Once one of the nation’s top chemical companies, Monsanto spent the past three years on a merry-go-round of changes in focus, direction and management. Its identity crisis led to a two-year fling with pharmaceutical giant Pharmacia Corp. (now Pfizer Inc.), acquisitions of major agricultural seed brands Asgrow and DeKalb, a stunning success with its farm weed-killer Roundup, and eventually a foray into the growing but controversial field of genetically modified crops.

Now, under the management of former COO Hugh Grant -- elected president and CEO five-and-a-half nervous months after the departure of Hendrik A. Verfaillie last December -- and finally independent of Pharmacia, St. Louis-based Monsanto is articulating a clear, new vision of itself for the future. Its emphasis will be on seeds rather than chemicals. So far, the new plan is working, and the stock market has applauded.

Monsanto nearly doubled its second-quarter earnings, handily beating Wall Street estimates. Its seeds and genomics sales more than doubled, while overall sales rose 8 percent. Its stock, already at a heady price-earnings ratio of 52, jumped further. After years of contraction, annual sales appear headed for a gain in 2003.

But on the heels of its best quarter in recent memory, Monsanto swallowed bad news.

A Banc of America analyst estimated the company might face pollution liabilities from its former chemical business amounting to as much as $2.3 billion.

The gloomy prediction was based on an announcement by Solutia Inc., the chemicals business spun off by Monsanto in 1997, that it can't pay the cleanup costs and other claims arising from the dumping of toxic waste near Anniston, Ala. It's alleged that over a period of 40 years, until 1971, Monsanto discharged thousands of pounds of polychlorinated biphenyls, industrial pollutants that have been linked to cancer, into Snow Creek.

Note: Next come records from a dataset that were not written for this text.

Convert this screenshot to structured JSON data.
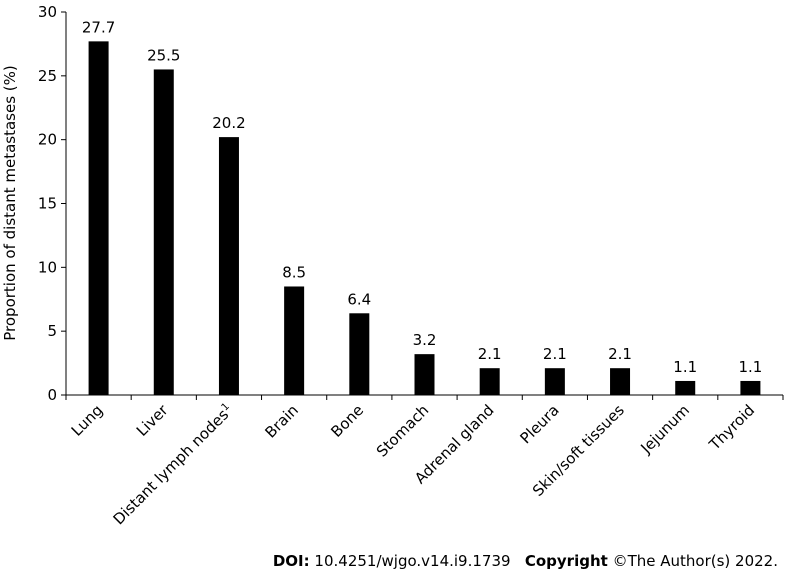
{
  "chart_data": {
    "type": "bar",
    "categories": [
      "Lung",
      "Liver",
      "Distant lymph nodes",
      "Brain",
      "Bone",
      "Stomach",
      "Adrenal gland",
      "Pleura",
      "Skin/soft tissues",
      "Jejunum",
      "Thyroid"
    ],
    "category_superscripts": [
      "",
      "",
      "1",
      "",
      "",
      "",
      "",
      "",
      "",
      "",
      ""
    ],
    "values": [
      27.7,
      25.5,
      20.2,
      8.5,
      6.4,
      3.2,
      2.1,
      2.1,
      2.1,
      1.1,
      1.1
    ],
    "value_labels": [
      "27.7",
      "25.5",
      "20.2",
      "8.5",
      "6.4",
      "3.2",
      "2.1",
      "2.1",
      "2.1",
      "1.1",
      "1.1"
    ],
    "ylabel": "Proportion of distant metastases (%)",
    "ylim": [
      0,
      30
    ],
    "yticks": [
      0,
      5,
      10,
      15,
      20,
      25,
      30
    ],
    "grid": false,
    "bar_color": "#000000"
  },
  "footer": {
    "doi_label": "DOI:",
    "doi_value": "10.4251/wjgo.v14.i9.1739",
    "copyright_label": "Copyright",
    "copyright_value": "©The Author(s) 2022."
  }
}
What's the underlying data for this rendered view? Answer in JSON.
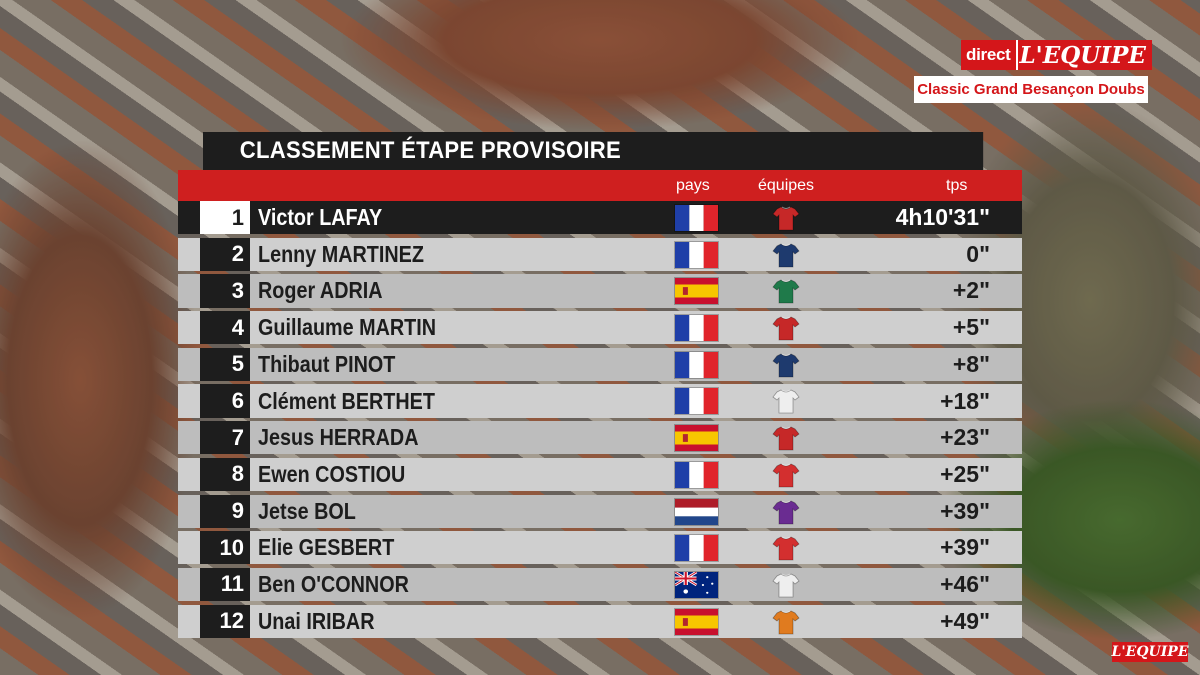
{
  "broadcast": {
    "live_label": "direct",
    "brand": "L'EQUIPE",
    "race": "Classic Grand Besançon Doubs",
    "corner_logo": "L'EQUIPE"
  },
  "classification": {
    "title": "CLASSEMENT ÉTAPE PROVISOIRE",
    "columns": {
      "country": "pays",
      "team": "équipes",
      "time": "tps"
    },
    "riders": [
      {
        "rank": "1",
        "name": "Victor LAFAY",
        "country": "fr",
        "jersey": "#c62828",
        "time": "4h10'31\""
      },
      {
        "rank": "2",
        "name": "Lenny MARTINEZ",
        "country": "fr",
        "jersey": "#1e3a6e",
        "time": "0\""
      },
      {
        "rank": "3",
        "name": "Roger ADRIA",
        "country": "es",
        "jersey": "#1f7a4a",
        "time": "+2\""
      },
      {
        "rank": "4",
        "name": "Guillaume MARTIN",
        "country": "fr",
        "jersey": "#c62828",
        "time": "+5\""
      },
      {
        "rank": "5",
        "name": "Thibaut PINOT",
        "country": "fr",
        "jersey": "#1e3a6e",
        "time": "+8\""
      },
      {
        "rank": "6",
        "name": "Clément BERTHET",
        "country": "fr",
        "jersey": "#eeeeee",
        "time": "+18\""
      },
      {
        "rank": "7",
        "name": "Jesus HERRADA",
        "country": "es",
        "jersey": "#c62828",
        "time": "+23\""
      },
      {
        "rank": "8",
        "name": "Ewen COSTIOU",
        "country": "fr",
        "jersey": "#d32f2f",
        "time": "+25\""
      },
      {
        "rank": "9",
        "name": "Jetse BOL",
        "country": "nl",
        "jersey": "#6a2c91",
        "time": "+39\""
      },
      {
        "rank": "10",
        "name": "Elie GESBERT",
        "country": "fr",
        "jersey": "#d32f2f",
        "time": "+39\""
      },
      {
        "rank": "11",
        "name": "Ben O'CONNOR",
        "country": "au",
        "jersey": "#eeeeee",
        "time": "+46\""
      },
      {
        "rank": "12",
        "name": "Unai IRIBAR",
        "country": "es",
        "jersey": "#e07b1f",
        "time": "+49\""
      }
    ]
  }
}
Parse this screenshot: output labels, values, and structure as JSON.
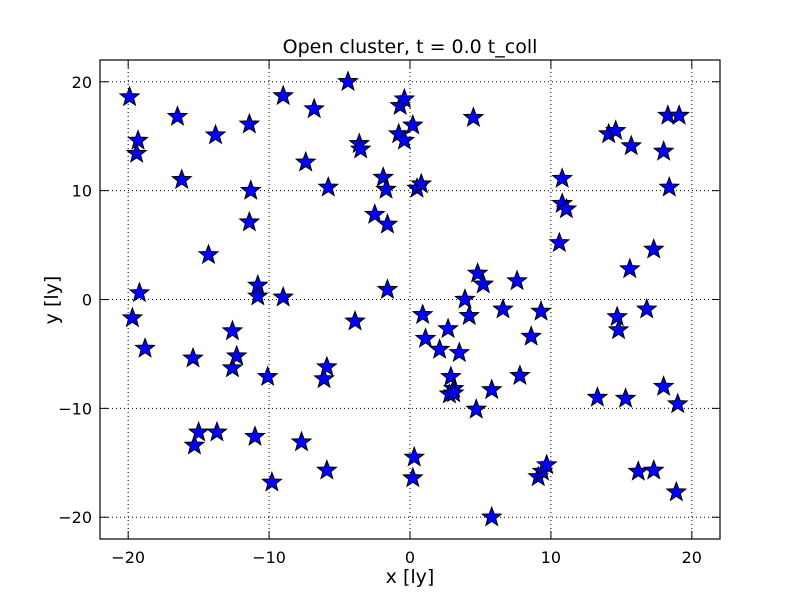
{
  "chart_data": {
    "type": "scatter",
    "title": "Open cluster, t = 0.0 t_coll",
    "xlabel": "x [ly]",
    "ylabel": "y [ly]",
    "xlim": [
      -22,
      22
    ],
    "ylim": [
      -22,
      22
    ],
    "xticks": [
      -20,
      -10,
      0,
      10,
      20
    ],
    "yticks": [
      -20,
      -10,
      0,
      10,
      20
    ],
    "xtick_labels": [
      "−20",
      "−10",
      "0",
      "10",
      "20"
    ],
    "ytick_labels": [
      "−20",
      "−10",
      "0",
      "10",
      "20"
    ],
    "grid": true,
    "marker": "star",
    "marker_color": "#0000ff",
    "edge_color": "#000000",
    "points": [
      [
        -19.9,
        18.6
      ],
      [
        -19.3,
        14.6
      ],
      [
        -19.4,
        13.4
      ],
      [
        -19.2,
        0.6
      ],
      [
        -19.7,
        -1.7
      ],
      [
        -18.8,
        -4.5
      ],
      [
        -16.5,
        16.8
      ],
      [
        -16.2,
        11.0
      ],
      [
        -15.4,
        -5.4
      ],
      [
        -15.3,
        -13.4
      ],
      [
        -15.0,
        -12.2
      ],
      [
        -14.3,
        4.1
      ],
      [
        -13.8,
        15.1
      ],
      [
        -13.7,
        -12.2
      ],
      [
        -12.6,
        -2.9
      ],
      [
        -12.6,
        -6.3
      ],
      [
        -12.3,
        -5.2
      ],
      [
        -11.4,
        16.1
      ],
      [
        -11.3,
        10.0
      ],
      [
        -11.4,
        7.1
      ],
      [
        -10.8,
        1.3
      ],
      [
        -10.8,
        0.3
      ],
      [
        -11.0,
        -12.6
      ],
      [
        -10.1,
        -7.1
      ],
      [
        -9.8,
        -16.8
      ],
      [
        -9.0,
        18.7
      ],
      [
        -9.0,
        0.2
      ],
      [
        -7.4,
        12.6
      ],
      [
        -7.7,
        -13.1
      ],
      [
        -6.8,
        17.5
      ],
      [
        -6.1,
        -7.3
      ],
      [
        -5.9,
        -6.2
      ],
      [
        -5.8,
        10.3
      ],
      [
        -5.9,
        -15.7
      ],
      [
        -4.4,
        20.0
      ],
      [
        -3.6,
        14.3
      ],
      [
        -3.5,
        13.8
      ],
      [
        -2.5,
        7.8
      ],
      [
        -3.9,
        -2.0
      ],
      [
        -1.9,
        11.2
      ],
      [
        -1.7,
        10.1
      ],
      [
        -1.6,
        6.9
      ],
      [
        -1.6,
        0.9
      ],
      [
        -0.8,
        15.2
      ],
      [
        -0.7,
        17.8
      ],
      [
        -0.4,
        18.4
      ],
      [
        -0.4,
        14.6
      ],
      [
        0.2,
        16.0
      ],
      [
        0.5,
        10.2
      ],
      [
        0.8,
        10.6
      ],
      [
        0.3,
        -14.5
      ],
      [
        0.2,
        -16.4
      ],
      [
        0.9,
        -1.4
      ],
      [
        1.1,
        -3.6
      ],
      [
        2.1,
        -4.6
      ],
      [
        2.7,
        -2.7
      ],
      [
        2.9,
        -7.1
      ],
      [
        3.1,
        -8.2
      ],
      [
        2.8,
        -8.7
      ],
      [
        3.1,
        -8.6
      ],
      [
        3.5,
        -4.9
      ],
      [
        3.9,
        0.0
      ],
      [
        4.2,
        -1.5
      ],
      [
        4.5,
        16.7
      ],
      [
        4.8,
        2.4
      ],
      [
        5.2,
        1.4
      ],
      [
        4.7,
        -10.1
      ],
      [
        5.8,
        -8.3
      ],
      [
        5.8,
        -20.0
      ],
      [
        6.6,
        -0.9
      ],
      [
        7.6,
        1.7
      ],
      [
        7.8,
        -7.0
      ],
      [
        8.6,
        -3.4
      ],
      [
        9.1,
        -16.3
      ],
      [
        9.4,
        -15.8
      ],
      [
        9.3,
        -1.1
      ],
      [
        9.7,
        -15.2
      ],
      [
        10.6,
        5.2
      ],
      [
        10.8,
        11.1
      ],
      [
        10.8,
        8.8
      ],
      [
        11.1,
        8.3
      ],
      [
        13.3,
        -9.0
      ],
      [
        14.1,
        15.2
      ],
      [
        14.6,
        15.5
      ],
      [
        14.7,
        -1.6
      ],
      [
        14.8,
        -2.8
      ],
      [
        15.3,
        -9.1
      ],
      [
        15.7,
        14.1
      ],
      [
        15.6,
        2.8
      ],
      [
        16.2,
        -15.8
      ],
      [
        16.8,
        -0.9
      ],
      [
        17.3,
        -15.7
      ],
      [
        17.3,
        4.6
      ],
      [
        18.0,
        -8.0
      ],
      [
        18.0,
        13.6
      ],
      [
        18.3,
        16.9
      ],
      [
        18.4,
        10.3
      ],
      [
        18.9,
        -17.7
      ],
      [
        19.0,
        -9.6
      ],
      [
        19.1,
        16.9
      ]
    ]
  }
}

Solutia was found liable in February of 2002. If Solutia cannot pay the damages awarded, liability will roll over to Monsanto, the St. Louis Post-Dispatch reported last week.

Banc of America lowered the company’s rating from “buy” to “neutral.”  Other securities analysts piled on with their own downgrades. The stock sagged, but didn't collapse. It's now selling around $21, down 10 percent from its 52-week high in late July.

And Snow Creek may not be all. There's also a breach-of-contract suit from former acquisition target Delta & Pine Land Co., and in March the U.S. Department of Justice announced that it was investigating Monsanto to determine whether it used marketing techniques for its herbicides that violated U.S. antitrust law.

Public uncertainty about the safety of genetically modified crops adds yet another challenge, some researchers have said, though so far that affects only the company's foreign business.

But beyond these headaches lies a blossoming corporate focus on the “seeds and traits” wing of the business. Monsanto’s seed business consists primarily of corn, under the DeKalb brand, Asgrow brand soybeans, and cotton, as well as designing genetically engineered seeds with a variety of traits, including ubiquitous Roundup Ready crops which are resistant to the company’s herbicide.

The company's major step in this direction was its acquisition of DeKalb Genetics Corp., formerly DeKalb AgResearch, in DeKalb, for both development and distribution of seeds. Monsanto's agricultural products became the majority of its business in 1999.

The next year Monsanto merged with drug maker Pharmacia & UpJohn Inc., which took control of Monsanto's G.D. Searle pharmaceutical business, and the current Monsanto Co. was incorporated as a Pharmacia subsidiary in October 2000.

The new Monsanto went public through an initial public offering in October of 2000, although Pharmacia retained control until it executed a spinoff to shareholders in August 2002.

Since then, the independent Monsanto's prospects, and its stock, have moved slowly upward,as Monsanto has broken away from its former dependence on herbicide sales, and begun to develop the potential of its seed and genomics business.